No podía entender qué habían visto en él. Hubo un tiempo en el que pensó si sería por su color de pelo, o porque sus zapatillas estaban demasiado gastadas (reconozcamos que heredar ropa y calzado no te hace ocupar ningún podio), o simplemente porque no tenía demasiados amigos. Quizás ninguno. Cuando sus miradas se cruzaron, se dio cuenta que la invisibilidad tampoco era su fuerte. Y corrió. No podía permitirse llegar de nuevo a casa lleno de barro, o peor aún, con toda la espalda dolorida.

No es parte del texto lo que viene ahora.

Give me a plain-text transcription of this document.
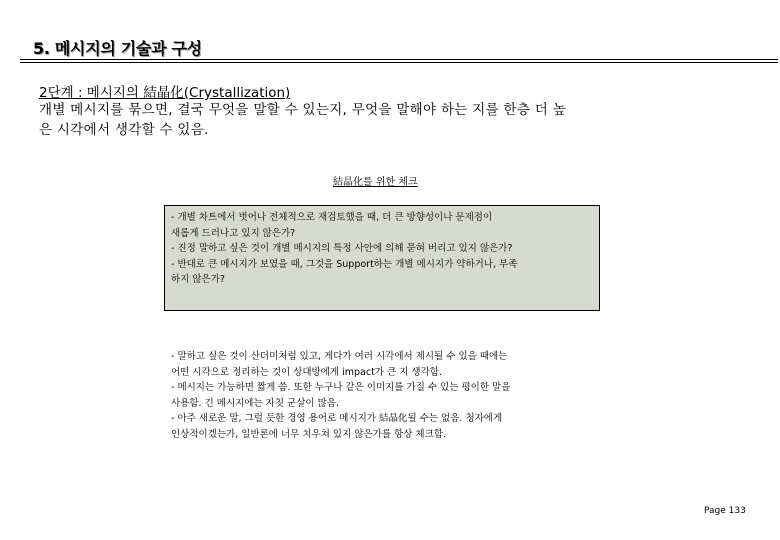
5. 메시지의 기술과 구성
2단계 : 메시지의 結晶化(Crystallization)
개별 메시지를 묶으면, 결국 무엇을 말할 수 있는지, 무엇을 말해야 하는 지를 한층 더 높
은 시각에서 생각할 수 있음.
結晶化를 위한 체크
- 개별 차트에서 벗어나 전체적으로 재검토했을 때, 더 큰 방향성이나 문제점이
새롭게 드러나고 있지 않은가?
- 진정 말하고 싶은 것이 개별 메시지의 특정 사안에 의해 묻혀 버리고 있지 않은가?
- 반대로 큰 메시지가 보였을 때, 그것을 Support하는 개별 메시지가 약하거나, 부족
하지 않은가?
- 말하고 싶은 것이 산더미처럼 있고, 게다가 여러 시각에서 제시될 수 있을 때에는
어떤 시각으로 정리하는 것이 상대방에게 impact가 큰 지 생각함.
- 메시지는 가능하면 짧게 씀. 또한 누구나 같은 이미지를 가질 수 있는 평이한 말을
사용함. 긴 메시지에는 자칫 군살이 많음.
- 아주 새로운 말, 그럴 듯한 경영 용어로 메시지가 結晶化될 수는 없음. 청자에게
인상적이겠는가, 일반론에 너무 치우쳐 있지 않은가를 항상 체크함.
Page 133
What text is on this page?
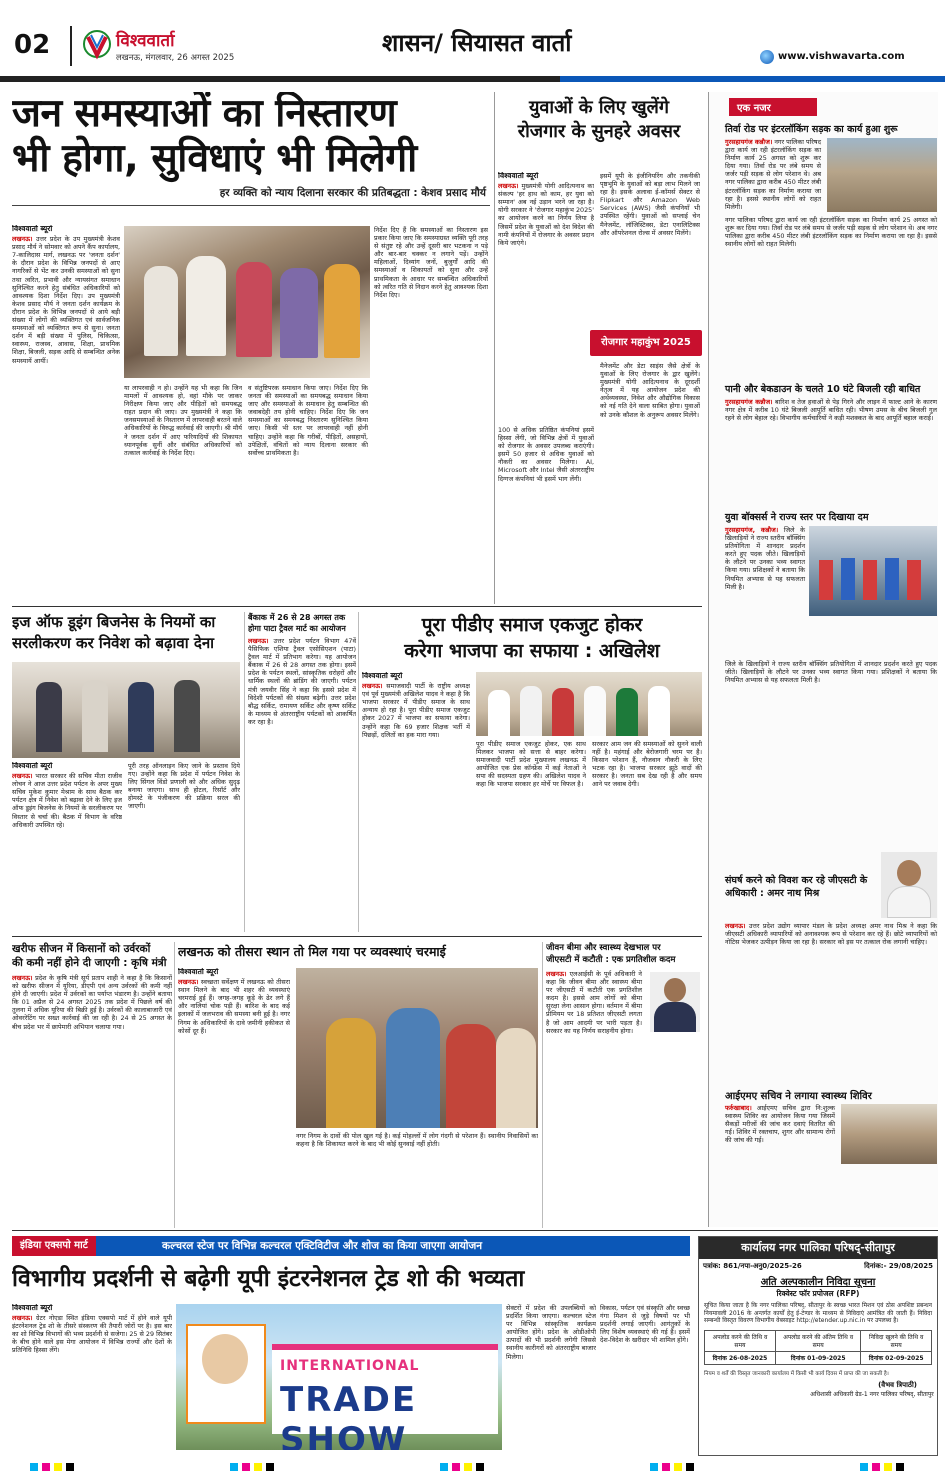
02	विश्ववार्ता
लखनऊ, मंगलवार, 26 अगस्त 2025
शासन/ सियासत वार्ता	www.vishwavarta.com
जन समस्याओं का निस्तारण
भी होगा, सुविधाएं भी मिलेगी
हर व्यक्ति को न्याय दिलाना सरकार की प्रतिबद्धता : केशव प्रसाद मौर्य
विश्ववार्ता ब्यूरो
लखनऊ। उत्तर प्रदेश के उप मुख्यमंत्री केशव प्रसाद मौर्य ने सोमवार को अपने कैंप कार्यालय, 7-कालिदास मार्ग, लखनऊ पर 'जनता दर्शन' के दौरान प्रदेश के विभिन्न जनपदों से आए नागरिकों से भेंट कर उनकी समस्याओं को सुना तथा त्वरित, प्रभावी और न्यायसंगत समाधान सुनिश्चित करने हेतु संबंधित अधिकारियों को आवश्यक दिशा निर्देश दिए। उप मुख्यमंत्री केशव प्रसाद मौर्य ने जनता दर्शन कार्यक्रम के दौरान प्रदेश के विभिन्न जनपदों से आये बड़ी संख्या में लोगों की व्यक्तिगत एवं सार्वजनिक समस्याओं को व्यक्तिगत रूप से सुना। जनता दर्शन में बड़ी संख्या में पुलिस, चिकित्सा, स्वास्थ्य, राजस्व, आवास, शिक्षा, प्राथमिक शिक्षा, बिजली, सड़क आदि से सम्बन्धित अनेक समस्यायें आयीं।
या लापरवाही न हो। उन्होंने यह भी कहा कि जिन मामलों में आवश्यक हो, वहां मौके पर जाकर निरीक्षण किया जाए और पीड़ितों को समयबद्ध राहत प्रदान की जाए। उप मुख्यमंत्री ने कहा कि जनसमस्याओं के निस्तारण में लापरवाही बरतने वाले अधिकारियों के विरुद्ध कार्रवाई की जाएगी। श्री मौर्य ने जनता दर्शन में आए फरियादियों की शिकायत ध्यानपूर्वक सुनीं और संबंधित अधिकारियों को तत्काल कार्रवाई के निर्देश दिए।
व संतुष्टिपरक समाधान किया जाए। निर्देश दिए कि जनता की समस्याओं का समयबद्ध समाधान किया जाए और समस्याओं के समाधान हेतु सम्बन्धित की जवाबदेही तय होनी चाहिए। निर्देश दिए कि जन समस्याओं का समयबद्ध निस्तारण सुनिश्चित किया जाए। किसी भी स्तर पर लापरवाही नहीं होनी चाहिए। उन्होंने कहा कि गरीबों, पीड़ितों, असहायों, उपेक्षितों, वंचितों को न्याय दिलाना सरकार की सर्वोच्च प्राथमिकता है।
निर्देश दिए हैं कि समस्याओं का निस्तारण इस प्रकार किया जाए कि समस्याग्रस्त व्यक्ति पूरी तरह से संतुष्ट रहे और उन्हें दूसरी बार भटकना न पड़े और बार-बार चक्कर न लगाने पड़ें। उन्होंने महिलाओं, दिव्यांग जनों, बुजुर्गों आदि की समस्याओं व शिकायतों को सुना और उन्हें प्राथमिकता के आधार पर सम्बन्धित अधिकारियों को त्वरित गति से निदान करने हेतु आवश्यक दिशा निर्देश दिए।
युवाओं के लिए खुलेंगे
रोजगार के सुनहरे अवसर
विश्ववार्ता ब्यूरो
लखनऊ। मुख्यमंत्री योगी आदित्यनाथ का संकल्प 'हर हाथ को काम, हर युवा को सम्मान' अब नई उड़ान भरने जा रहा है। योगी सरकार ने 'रोजगार महाकुंभ 2025' का आयोजन करने का निर्णय लिया है जिसमें प्रदेश के युवाओं को देश विदेश की नामी कंपनियों में रोजगार के अवसर प्रदान किये जाएंगे।
इसमें यूपी के इंजीनियरिंग और तकनीकी पृष्ठभूमि के युवाओं को बड़ा लाभ मिलने जा रहा है। इसके अलावा ई-कॉमर्स सेक्टर से Flipkart और Amazon Web Services (AWS) जैसी कंपनियाँ भी उपस्थित रहेंगी। युवाओं को सप्लाई चेन मैनेजमेंट, लॉजिस्टिक्स, डेटा एनालिटिक्स और ऑपरेशनल रोल्स में अवसर मिलेंगे।
रोजगार महाकुंभ 2025
100 से अधिक प्रतिष्ठित कंपनियां इसमें हिस्सा लेंगी, जो विभिन्न क्षेत्रों में युवाओं को रोजगार के अवसर उपलब्ध कराएंगी। इसमें 50 हजार से अधिक युवाओं को नौकरी का अवसर मिलेगा। AI, Microsoft और Intel जैसी अंतरराष्ट्रीय दिग्गज कंपनियां भी इसमें भाग लेंगी।
मैनेजमेंट और डेटा साइंस जैसे क्षेत्रों के युवाओं के लिए रोजगार के द्वार खुलेंगे। मुख्यमंत्री योगी आदित्यनाथ के दूरदर्शी नेतृत्व में यह आयोजन प्रदेश की अर्थव्यवस्था, निवेश और औद्योगिक विकास को नई गति देने वाला साबित होगा। युवाओं को उनके कौशल के अनुरूप अवसर मिलेंगे।
एक नजर
तिर्वा रोड पर इंटरलॉकिंग सड़क का कार्य हुआ शुरू
गुरसहायगंज कन्नौज। नगर पालिका परिषद द्वारा कार्य जा रही इंटरलॉकिंग सड़क का निर्माण कार्य 25 अगस्त को शुरू कर दिया गया। तिर्वा रोड पर लंबे समय से जर्जर पड़ी सड़क से लोग परेशान थे। अब नगर पालिका द्वारा करीब 450 मीटर लंबी इंटरलॉकिंग सड़क का निर्माण कराया जा रहा है। इससे स्थानीय लोगों को राहत मिलेगी।
नगर पालिका परिषद द्वारा कार्य जा रही इंटरलॉकिंग सड़क का निर्माण कार्य 25 अगस्त को शुरू कर दिया गया। तिर्वा रोड पर लंबे समय से जर्जर पड़ी सड़क से लोग परेशान थे। अब नगर पालिका द्वारा करीब 450 मीटर लंबी इंटरलॉकिंग सड़क का निर्माण कराया जा रहा है। इससे स्थानीय लोगों को राहत मिलेगी।
पानी और बेकडाउन के चलते 10 घंटे बिजली रही बाधित
गुरसहायगंज कन्नौज। बारिश व तेज हवाओं से पेड़ गिरने और लाइन में फाल्ट आने के कारण नगर क्षेत्र में करीब 10 घंटे बिजली आपूर्ति बाधित रही। भीषण उमस के बीच बिजली गुल रहने से लोग बेहाल रहे। विभागीय कर्मचारियों ने कड़ी मशक्कत के बाद आपूर्ति बहाल कराई।
युवा बॉक्सर्स ने राज्य स्तर पर दिखाया दम
गुरसहायगंज, कन्नौज। जिले के खिलाड़ियों ने राज्य स्तरीय बॉक्सिंग प्रतियोगिता में शानदार प्रदर्शन करते हुए पदक जीते। खिलाड़ियों के लौटने पर उनका भव्य स्वागत किया गया। प्रशिक्षकों ने बताया कि नियमित अभ्यास से यह सफलता मिली है।
जिले के खिलाड़ियों ने राज्य स्तरीय बॉक्सिंग प्रतियोगिता में शानदार प्रदर्शन करते हुए पदक जीते। खिलाड़ियों के लौटने पर उनका भव्य स्वागत किया गया। प्रशिक्षकों ने बताया कि नियमित अभ्यास से यह सफलता मिली है।
संघर्ष करने को विवश कर रहे जीएसटी के अधिकारी : अमर नाथ मिश्र
लखनऊ। उत्तर प्रदेश उद्योग व्यापार मंडल के प्रदेश अध्यक्ष अमर नाथ मिश्र ने कहा कि जीएसटी अधिकारी व्यापारियों को अनावश्यक रूप से परेशान कर रहे हैं। छोटे व्यापारियों को नोटिस भेजकर उत्पीड़न किया जा रहा है। सरकार को इस पर तत्काल रोक लगानी चाहिए।
आईएमए सचिव ने लगाया स्वास्थ्य शिविर
फर्रुखाबाद। आईएमए सचिव द्वारा नि:शुल्क स्वास्थ्य शिविर का आयोजन किया गया जिसमें सैकड़ों मरीजों की जांच कर दवाएं वितरित की गईं। शिविर में रक्तचाप, शुगर और सामान्य रोगों की जांच की गई।
इज ऑफ डूइंग बिजनेस के नियमों का
सरलीकरण कर निवेश को बढ़ावा देना
विश्ववार्ता ब्यूरो
लखनऊ। भारत सरकार की सचिव मीता राजीव लोचन ने आज उत्तर प्रदेश पर्यटन के अपर मुख्य सचिव मुकेश कुमार मेश्राम के साथ बैठक कर पर्यटन क्षेत्र में निवेश को बढ़ावा देने के लिए इज ऑफ डूइंग बिजनेस के नियमों के सरलीकरण पर विस्तार से चर्चा की। बैठक में विभाग के वरिष्ठ अधिकारी उपस्थित रहे।
पूरी तरह ऑनलाइन किए जाने के प्रस्ताव दिये गए। उन्होंने कहा कि प्रदेश में पर्यटन निवेश के लिए सिंगल विंडो प्रणाली को और अधिक सुदृढ़ बनाया जाएगा। साथ ही होटल, रिसॉर्ट और होमस्टे के पंजीकरण की प्रक्रिया सरल की जाएगी।
बैंकाक में 26 से 28 अगस्त तक
होगा पाटा ट्रैवल मार्ट का आयोजन
लखनऊ। उत्तर प्रदेश पर्यटन विभाग 47वें पैसिफिक एशिया ट्रैवल एसोसिएशन (पाटा) ट्रैवल मार्ट में प्रतिभाग करेगा। यह आयोजन बैंकाक में 26 से 28 अगस्त तक होगा। इसमें प्रदेश के पर्यटन स्थलों, सांस्कृतिक धरोहरों और धार्मिक स्थलों की ब्रांडिंग की जाएगी। पर्यटन मंत्री जयवीर सिंह ने कहा कि इससे प्रदेश में विदेशी पर्यटकों की संख्या बढ़ेगी। उत्तर प्रदेश बौद्ध सर्किट, रामायण सर्किट और कृष्ण सर्किट के माध्यम से अंतरराष्ट्रीय पर्यटकों को आकर्षित कर रहा है।
पूरा पीडीए समाज एकजुट होकर
करेगा भाजपा का सफाया : अखिलेश
विश्ववार्ता ब्यूरो
लखनऊ। समाजवादी पार्टी के राष्ट्रीय अध्यक्ष एवं पूर्व मुख्यमंत्री अखिलेश यादव ने कहा है कि भाजपा सरकार में पीडीए समाज के साथ अन्याय हो रहा है। पूरा पीडीए समाज एकजुट होकर 2027 में भाजपा का सफाया करेगा। उन्होंने कहा कि 69 हजार शिक्षक भर्ती में पिछड़ों, दलितों का हक मारा गया।
पूरा पीडीए समाज एकजुट होकर, एक साथ मिलकर भाजपा को सत्ता से बाहर करेगा। समाजवादी पार्टी प्रदेश मुख्यालय लखनऊ में आयोजित एक प्रेस कॉन्फ्रेंस में कई नेताओं ने सपा की सदस्यता ग्रहण की। अखिलेश यादव ने कहा कि भाजपा सरकार हर मोर्चे पर विफल है।
सरकार आम जन की समस्याओं को सुनने वाली नहीं है। महंगाई और बेरोजगारी चरम पर है। किसान परेशान हैं, नौजवान नौकरी के लिए भटक रहा है। भाजपा सरकार झूठे वादों की सरकार है। जनता सब देख रही है और समय आने पर जवाब देगी।
खरीफ सीजन में किसानों को उर्वरकों
की कमी नहीं होने दी जाएगी : कृषि मंत्री
लखनऊ। प्रदेश के कृषि मंत्री सूर्य प्रताप शाही ने कहा है कि किसानों को खरीफ सीजन में यूरिया, डीएपी एवं अन्य उर्वरकों की कमी नहीं होने दी जाएगी। प्रदेश में उर्वरकों का पर्याप्त भंडारण है। उन्होंने बताया कि 01 अप्रैल से 24 अगस्त 2025 तक प्रदेश में पिछले वर्ष की तुलना में अधिक यूरिया की बिक्री हुई है। उर्वरकों की कालाबाजारी एवं ओवररेटिंग पर सख्त कार्रवाई की जा रही है। 24 से 25 अगस्त के बीच प्रदेश भर में छापेमारी अभियान चलाया गया।
लखनऊ को तीसरा स्थान तो मिल गया पर व्यवस्थाएं चरमाई
विश्ववार्ता ब्यूरो
लखनऊ। स्वच्छता सर्वेक्षण में लखनऊ को तीसरा स्थान मिलने के बाद भी शहर की व्यवस्थाएं चरमराई हुई हैं। जगह-जगह कूड़े के ढेर लगे हैं और नालियां चोक पड़ी हैं। बारिश के बाद कई इलाकों में जलभराव की समस्या बनी हुई है। नगर निगम के अधिकारियों के दावे जमीनी हकीकत से कोसों दूर हैं।
नगर निगम के दावों की पोल खुल गई है। कई मोहल्लों में लोग गंदगी से परेशान हैं। स्थानीय निवासियों का कहना है कि शिकायत करने के बाद भी कोई सुनवाई नहीं होती।
जीवन बीमा और स्वास्थ्य देखभाल पर
जीएसटी में कटौती : एक प्रगतिशील कदम
लखनऊ। एलआईसी के पूर्व अधिकारी ने कहा कि जीवन बीमा और स्वास्थ्य बीमा पर जीएसटी में कटौती एक प्रगतिशील कदम है। इससे आम लोगों को बीमा सुरक्षा लेना आसान होगा। वर्तमान में बीमा प्रीमियम पर 18 प्रतिशत जीएसटी लगता है जो आम आदमी पर भारी पड़ता है। सरकार का यह निर्णय सराहनीय होगा।
इंडिया एक्सपो मार्ट	कल्चरल स्टेज पर विभिन्न कल्चरल एक्टिविटीज और शोज का किया जाएगा आयोजन
विभागीय प्रदर्शनी से बढ़ेगी यूपी इंटरनेशनल ट्रेड शो की भव्यता
विश्ववार्ता ब्यूरो
लखनऊ। ग्रेटर नोएडा स्थित इंडिया एक्सपो मार्ट में होने वाले यूपी इंटरनेशनल ट्रेड शो के तीसरे संस्करण की तैयारी जोरों पर है। इस बार का शो विभिन्न विभागों की भव्य प्रदर्शनी से सजेगा। 25 से 29 सितंबर के बीच होने वाले इस मेगा आयोजन में विभिन्न राज्यों और देशों के प्रतिनिधि हिस्सा लेंगे।
INTERNATIONAL
TRADE SHOW
सेक्टरों में प्रदेश की उपलब्धियों को प्रदर्शित किया जाएगा। कल्चरल स्टेज पर विभिन्न सांस्कृतिक कार्यक्रम आयोजित होंगे। प्रदेश के ओडीओपी उत्पादों की भी प्रदर्शनी लगेगी जिससे स्थानीय कारीगरों को अंतरराष्ट्रीय बाजार मिलेगा।
विकास, पर्यटन एवं संस्कृति और स्वच्छ गंगा मिशन से जुड़े विषयों पर भी प्रदर्शनी लगाई जाएगी। आगंतुकों के लिए विशेष व्यवस्थाएं की गई हैं। इसमें देश-विदेश के खरीदार भी शामिल होंगे।
कार्यालय नगर पालिका परिषद्-सीतापुर
पत्रांक: 861/नपा-अनु0/2025-26	दिनांक:- 29/08/2025
अति अल्पकालीन निविदा सूचना
रिक्वेस्ट फॉर प्रपोजल (RFP)
सूचित किया जाता है कि नगर पालिका परिषद्, सीतापुर के स्वच्छ भारत मिशन एवं ठोस अपशिष्ट प्रबन्धन नियमावली 2016 के अन्तर्गत कार्यों हेतु ई-टेण्डर के माध्यम से निविदाएं आमंत्रित की जाती हैं। निविदा सम्बन्धी विस्तृत विवरण विभागीय वेबसाइट http://etender.up.nic.in पर उपलब्ध है।
अपलोड करने की तिथि व समय	अपलोड करने की अंतिम तिथि व समय	निविदा खुलने की तिथि व समय
दिनांक 26-08-2025	दिनांक 01-09-2025	दिनांक 02-09-2025
नियम व शर्तें की विस्तृत जानकारी कार्यालय में किसी भी कार्य दिवस में प्राप्त की जा सकती है।
(वैभव त्रिपाठी)
अधिशासी अधिकारी ग्रेड-1 नगर पालिका परिषद्, सीतापुर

Buscó rápidamente un escondite en el lateral del gimnasio. Allí solo jugaban los niños de infantil, y seguramente podría escabullirse detrás del arenero. Otra decisión más a su lista de "torpes errores perpetuos". ¡Vacío! Y para cualquier presa, un campo despejado es sentencia de muerte. Su corazón bombeaba más deprisa de lo habitual y sus pulmones tiritaban. No le dejaban pensar. Las risas estaban cada vez más cerca, sus voces. Esas voces. Apretó fuertemente los puños, los alzó como hubiese hecho el mejor de los superhéroes.
Y entonces la vio. Una puerta. En aquella pared no tenía demasiado sentido. Pero para él, esa puerta era una salida. Se escuchaban sonidos al otro lado, voces extrañas y agudas, una música desacompasada. Deseó con todas sus fuerzas que estuviese abierta. Esta vez, la suerte estaba de su lado. Entró.